I am a Senior AWS Data Engineer with expertise in Big Data, NoSQL, databases, programming, cloud services, and tools. I have led successful projects in data engineering and machine learning.
As part of data practice, responsible for assessing applications and identify data lineage and requirements to defining the strategy, architecture, implementation plan, and delivery of data centric applications to establish the long - term strategy and short-term scope for a multi-phased Big data applications and cloud data warehouses.
Led the migration of the vehicle manufacturing planning process ETL logic from Glue to EMR with resulting in an annual cost saving of $400,000 and an increase in integration performance by 33%.
Maintained a 95% uptime while ingesting streaming and transactional data across 30 different data sources using PySpark S3 processing billions of raws daily.
Design and develop serverless analytics pipeline on AWS platform using AWS Lambda S3, AWS Glue, PySpark, DynamoDB, Athena.
Developed realtime Ingestion pipelines for connected vehicles data using Confluent Kafka, S3 Sink connectors, Glue and AWS Lambda.
Training BMW internal team on Glue and EMR PySpark reusable blueprints for analytics and machine learning data pipelines.
Designed and built a machine learning model to assist with de-duplicating engineering data pipelines reducing the ingest cost by more than half.

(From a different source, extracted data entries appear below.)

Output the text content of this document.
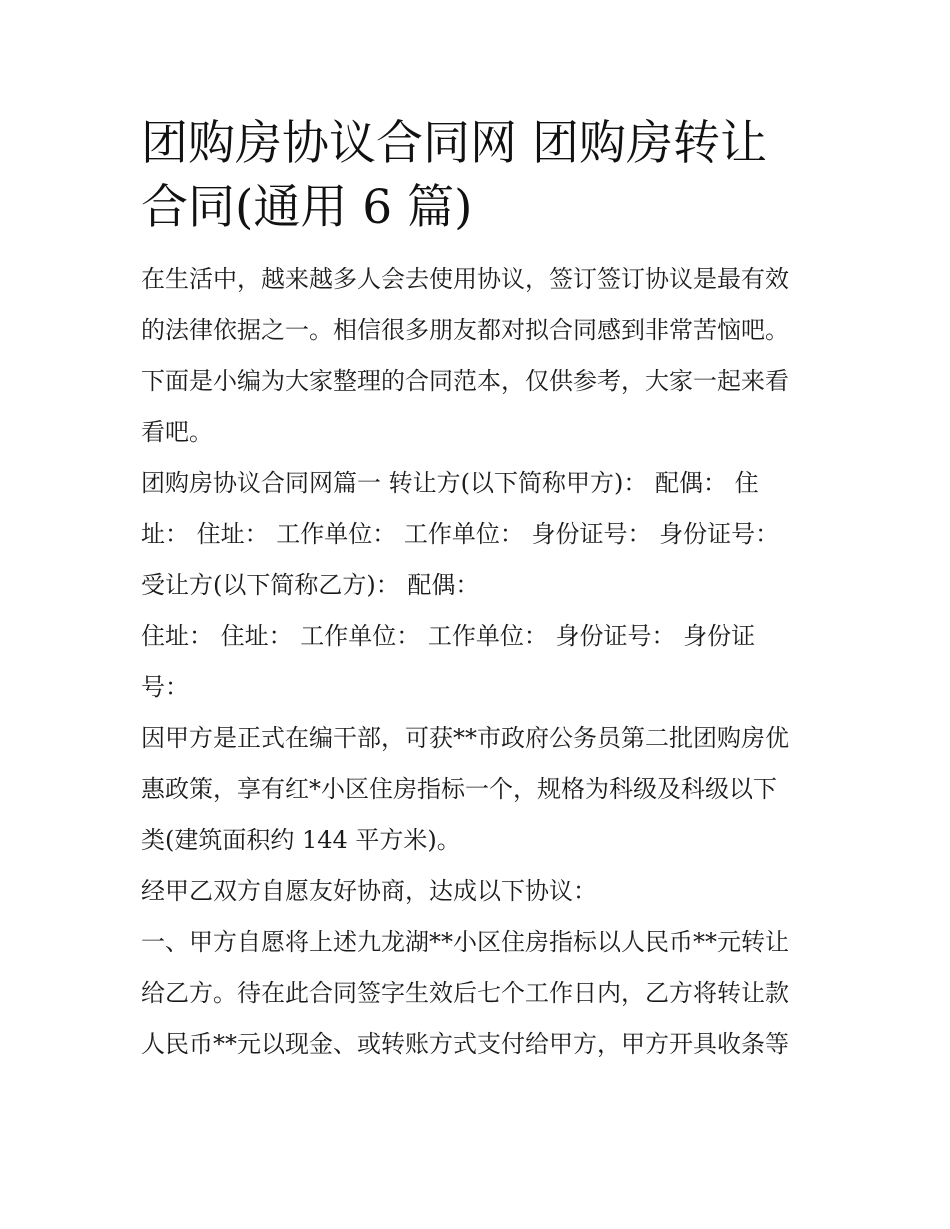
团购房协议合同网 团购房转让
合同(通用 6 篇)

在生活中，越来越多人会去使用协议，签订签订协议是最有效
的法律依据之一。相信很多朋友都对拟合同感到非常苦恼吧。
下面是小编为大家整理的合同范本，仅供参考，大家一起来看
看吧。

团购房协议合同网篇一 转让方(以下简称甲方)： 配偶： 住
址： 住址： 工作单位： 工作单位： 身份证号： 身份证号：
受让方(以下简称乙方)： 配偶：

住址： 住址： 工作单位： 工作单位： 身份证号： 身份证
号：

因甲方是正式在编干部，可获**市政府公务员第二批团购房优
惠政策，享有红*小区住房指标一个，规格为科级及科级以下
类(建筑面积约 144 平方米)。

经甲乙双方自愿友好协商，达成以下协议：

一、甲方自愿将上述九龙湖**小区住房指标以人民币**元转让
给乙方。待在此合同签字生效后七个工作日内，乙方将转让款
人民币**元以现金、或转账方式支付给甲方，甲方开具收条等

Developed data pipelines for new vehicle electric battery data performance with EMR blueprints, PySpark and SageMaker.
Led a team of 10 Data Scientists as the New Initiatives Lead within ABSA Rest of Africa(R.O.A) Analytics team.
Developed the Customer's Next Best Product recommendation machine learning model using the Apriori algorithm running in a docker container.
Developed Geo analytics on customer and channel's geoinformation to aid in supporting a reduction in the bank's footprint strategy with more informed analytics using Kepler(Uber open-source) for visualisation.